Deadlifts can leave you sore for days even when done with proper form and even when you do them on a regular basis. The lower back is one of the slowest muscle groups to recover and the deadlift is one of the most taxing exercises on the lower back. So, since you're new to deadlifting, I'm not surprised that you'd be sore for a long time.

That being said, I'll just bring up one other point: by working squats before your deadlifts, there is a form trap that's easy to fall into. Namely, you begin the deadlift by extending your legs without really lifting the bar enough which leaves you bent too far forward. Then, the rest of the deadlift becomes an almost stiff legged deadlift - often with a rounded back. I find that, after doing squats, I have to pay extra attention my form on deadlifts to avoid this problem. I wouldn't say to avoid this combination - just to pay extra attention to form!

Welcome to the joys (pain!) of deadlifting!


Coach 12-09-2003 06:32 AM


I'm in with Barry and Robb...

You're doing something wrong and it's important to figure it out at workable loads (light, real light). Be safe.

You can do this self-taught, but you'll need to be resourceful. On that subject, search around for a way to get videotape of your dead to us.


Gregory Spilson 12-09-2003 06:35 AM

I also had the same problem when I first attempted to perform deadlifts. I thought they left you prone to injury and didn't see the benefits. If you read the method that Pavel goes over in the PTP book, it should alleviate your problem and help you gain tremendously from deadlifts. The first couple of times I had to talk myself through the form as I was performing them and now it has become part of muscle memory. Hope this helps, it did with me.

Roy 12-10-2003 09:51 AM

Sounds good Gregory. Is there a website that has Pavel going over it? And Robb/Coach, I have a buddy with a digital camera and he might be able to take many repetitive pictures throughout my concentric phase of the deadlift. would that work?
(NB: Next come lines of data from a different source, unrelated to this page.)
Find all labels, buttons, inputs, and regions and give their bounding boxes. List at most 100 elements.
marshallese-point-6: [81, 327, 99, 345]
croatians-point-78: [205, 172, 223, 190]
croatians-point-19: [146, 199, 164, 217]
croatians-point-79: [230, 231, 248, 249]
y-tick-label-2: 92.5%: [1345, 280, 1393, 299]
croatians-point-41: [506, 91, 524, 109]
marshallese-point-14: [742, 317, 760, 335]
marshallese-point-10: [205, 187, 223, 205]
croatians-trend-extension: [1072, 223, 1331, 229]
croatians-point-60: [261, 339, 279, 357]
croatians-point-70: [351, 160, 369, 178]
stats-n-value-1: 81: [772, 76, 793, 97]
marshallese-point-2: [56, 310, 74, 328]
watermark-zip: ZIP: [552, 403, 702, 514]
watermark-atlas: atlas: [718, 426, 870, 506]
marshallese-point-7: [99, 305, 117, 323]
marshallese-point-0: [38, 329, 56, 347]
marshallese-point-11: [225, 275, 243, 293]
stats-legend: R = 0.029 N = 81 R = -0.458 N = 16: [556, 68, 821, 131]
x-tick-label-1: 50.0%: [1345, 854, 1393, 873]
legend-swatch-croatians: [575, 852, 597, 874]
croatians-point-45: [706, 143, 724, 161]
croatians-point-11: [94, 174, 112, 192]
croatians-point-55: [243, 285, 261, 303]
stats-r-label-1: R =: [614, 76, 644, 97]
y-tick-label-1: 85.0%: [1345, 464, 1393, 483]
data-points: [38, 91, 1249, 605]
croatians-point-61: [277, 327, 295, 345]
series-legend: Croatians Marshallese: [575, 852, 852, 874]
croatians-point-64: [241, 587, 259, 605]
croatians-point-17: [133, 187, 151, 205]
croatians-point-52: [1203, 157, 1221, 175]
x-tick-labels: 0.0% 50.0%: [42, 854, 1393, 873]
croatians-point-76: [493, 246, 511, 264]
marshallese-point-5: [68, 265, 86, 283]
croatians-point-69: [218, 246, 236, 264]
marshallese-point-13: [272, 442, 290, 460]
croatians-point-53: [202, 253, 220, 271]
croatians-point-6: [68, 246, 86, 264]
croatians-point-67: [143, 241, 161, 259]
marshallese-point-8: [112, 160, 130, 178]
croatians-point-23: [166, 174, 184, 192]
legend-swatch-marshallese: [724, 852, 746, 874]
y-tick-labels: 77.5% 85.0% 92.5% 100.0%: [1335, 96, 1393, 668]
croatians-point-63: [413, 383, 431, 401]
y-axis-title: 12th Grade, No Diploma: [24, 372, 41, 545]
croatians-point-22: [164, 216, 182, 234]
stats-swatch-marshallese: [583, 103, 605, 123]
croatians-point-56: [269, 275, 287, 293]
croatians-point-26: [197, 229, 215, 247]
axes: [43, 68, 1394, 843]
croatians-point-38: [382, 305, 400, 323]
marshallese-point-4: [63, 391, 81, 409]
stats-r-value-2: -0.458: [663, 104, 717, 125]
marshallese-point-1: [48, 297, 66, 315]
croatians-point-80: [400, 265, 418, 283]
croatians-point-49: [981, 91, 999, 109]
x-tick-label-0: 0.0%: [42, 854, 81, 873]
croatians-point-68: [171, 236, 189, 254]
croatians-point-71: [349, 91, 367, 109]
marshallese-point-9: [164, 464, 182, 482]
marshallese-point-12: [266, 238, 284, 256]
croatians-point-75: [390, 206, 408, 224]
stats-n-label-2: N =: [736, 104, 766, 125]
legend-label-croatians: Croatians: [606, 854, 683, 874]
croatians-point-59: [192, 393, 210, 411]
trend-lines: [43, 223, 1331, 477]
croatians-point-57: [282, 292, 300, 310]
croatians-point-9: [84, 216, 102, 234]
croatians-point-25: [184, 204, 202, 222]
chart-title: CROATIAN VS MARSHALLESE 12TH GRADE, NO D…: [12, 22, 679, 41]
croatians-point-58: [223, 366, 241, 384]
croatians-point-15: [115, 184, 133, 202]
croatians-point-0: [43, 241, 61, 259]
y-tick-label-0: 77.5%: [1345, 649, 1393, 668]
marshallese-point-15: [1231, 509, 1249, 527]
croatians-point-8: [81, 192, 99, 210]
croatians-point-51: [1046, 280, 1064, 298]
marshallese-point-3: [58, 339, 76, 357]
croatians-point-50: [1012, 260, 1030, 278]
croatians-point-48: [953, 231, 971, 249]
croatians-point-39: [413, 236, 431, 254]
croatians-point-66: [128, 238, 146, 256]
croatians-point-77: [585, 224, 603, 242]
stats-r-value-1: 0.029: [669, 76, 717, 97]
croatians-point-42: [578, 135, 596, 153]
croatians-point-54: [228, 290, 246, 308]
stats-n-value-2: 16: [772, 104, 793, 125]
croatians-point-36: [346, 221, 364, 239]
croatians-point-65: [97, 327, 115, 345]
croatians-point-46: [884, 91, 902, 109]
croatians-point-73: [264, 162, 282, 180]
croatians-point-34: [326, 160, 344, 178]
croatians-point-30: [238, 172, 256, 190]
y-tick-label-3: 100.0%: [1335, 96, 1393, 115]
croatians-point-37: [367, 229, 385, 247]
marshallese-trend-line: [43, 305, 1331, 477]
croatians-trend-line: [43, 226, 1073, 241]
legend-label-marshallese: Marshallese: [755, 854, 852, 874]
Thanks again everyone!



Robert Wolf 12-10-2003 06:29 PM

Yes! that should work fine. Most digital cameras have the ability to take small movies as well.

Gregory Spilson 12-11-2003 11:41 AM

In response to Roy. I'm not sure whether or not Pavel posts the form for deads on his site. But here's how I go about it in a nutshell

1. Stand over bar, shins fairly close
2. Make sure to keep whole body tight, especially arch in back
3. Keep head up and don't look at bar.
4. Use inverted hand grip to hold onto heavier weight
5. Begin decent by keeping back tight, and sit back with butt, rather than down
6. When your hands reach the bar, squeeze bar and tighten triceps to keep arms straight
7. Lift bar by pushing floor away (using your legs)
8. When you lock out, keep back tight, flex butt and flex abs to insure you don't lean back
9. On decent, keep head up and push butt back while letting bar descend

I think this should sum it up. I used the self-talk method for a while, and it proved very effective. Much like in the way I learned to shoot a pistol. Hope this helps.